The next day, white linebacker Ken Criter, the team’s MVP, says racial tension is “definitely part” of the reason the Badgers have lost their last fifteen games, with an 0–19–1 record in the two years since Coach Milt Bruhn was forced out and Coatta hired. Another white defensive player, Tom McCauley, says, “There are guys who should have been kicked off the team” but “were not because they are black. They are the ones who discriminated against us.”
On December 3, athletic director Ivan Williamson and the Athletic Board hold a lengthy closed- door session with the black players, whose complaints are largely about disrespect rather than overt racial discrimination.
The next day, about forty white players— almost all the whites on the team— meet with the Athletic Board to share their perspective. They agree with some of the black players’ concerns but are “strongly supportive” of the coaching staff.

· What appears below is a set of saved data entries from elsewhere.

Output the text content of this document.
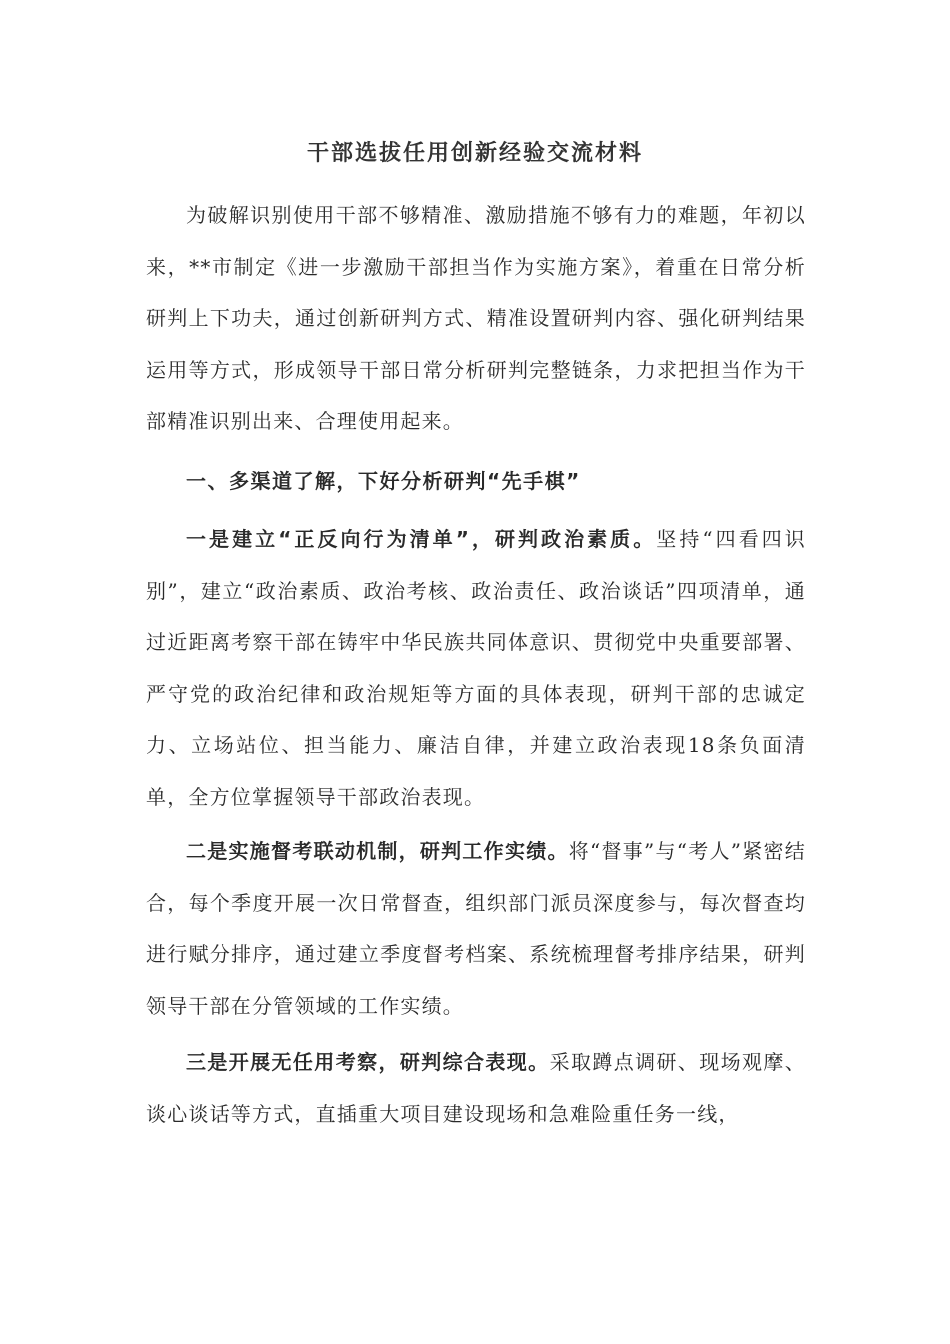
干部选拔任用创新经验交流材料

为破解识别使用干部不够精准、激励措施不够有力的难题，年初以来，**市制定《进一步激励干部担当作为实施方案》，着重在日常分析研判上下功夫，通过创新研判方式、精准设置研判内容、强化研判结果运用等方式，形成领导干部日常分析研判完整链条，力求把担当作为干部精准识别出来、合理使用起来。

一、多渠道了解，下好分析研判“先手棋”

一是建立“正反向行为清单”，研判政治素质。坚持“四看四识别”，建立“政治素质、政治考核、政治责任、政治谈话”四项清单，通过近距离考察干部在铸牢中华民族共同体意识、贯彻党中央重要部署、严守党的政治纪律和政治规矩等方面的具体表现，研判干部的忠诚定力、立场站位、担当能力、廉洁自律，并建立政治表现18条负面清单，全方位掌握领导干部政治表现。

二是实施督考联动机制，研判工作实绩。将“督事”与“考人”紧密结合，每个季度开展一次日常督查，组织部门派员深度参与，每次督查均进行赋分排序，通过建立季度督考档案、系统梳理督考排序结果，研判领导干部在分管领域的工作实绩。

三是开展无任用考察，研判综合表现。采取蹲点调研、现场观摩、谈心谈话等方式，直插重大项目建设现场和急难险重任务一线，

Double- barreled bad news is delivered on Thursday the fifth at a special joint meeting of the regents and the Athletic Board. First, news is shared of the quarter-million-dollar deficit the winless football team has caused the Athletic Department. Then comes the stunning race-related resignation by popular assistant coach Gene Felker, star end for the 1951 Big Ten champion Badgers, to protest the administration’s “policies of handling the student unrest on this campus as well as the handling of the Football situation.” The onetime Green Bay Packer blasts the “frightened administrators who will not take a firm stand but would rather try to appease the minority groups on this campus,” and says that Black players “committed treason against the coaching staff [and] the ring leaders must be fired”
“White coaches have not had an equal opportunity at this institution to succeed,”Felker charges in a lengthy statement to the boards, reminding them that black assistant coach Les Ritcherson has a five- year employment agreement from President Harrington, while Coatta has a three- year contract and all his other assistants have only one- year guarantees.
On December 6, the regents call Coatta in and pledge their “complete cooperation” in helping him return the Badgers to being “competitive in Big 10 football.” He’s got one year left on his contract to do so.
And just as that’s going on, Mrs. Ruth B Doyle, who created the special program of financial and tutorial assistance in 1965, and has nurtured it since, loses her job because the Black People’s Alliance insists a white person not run the program.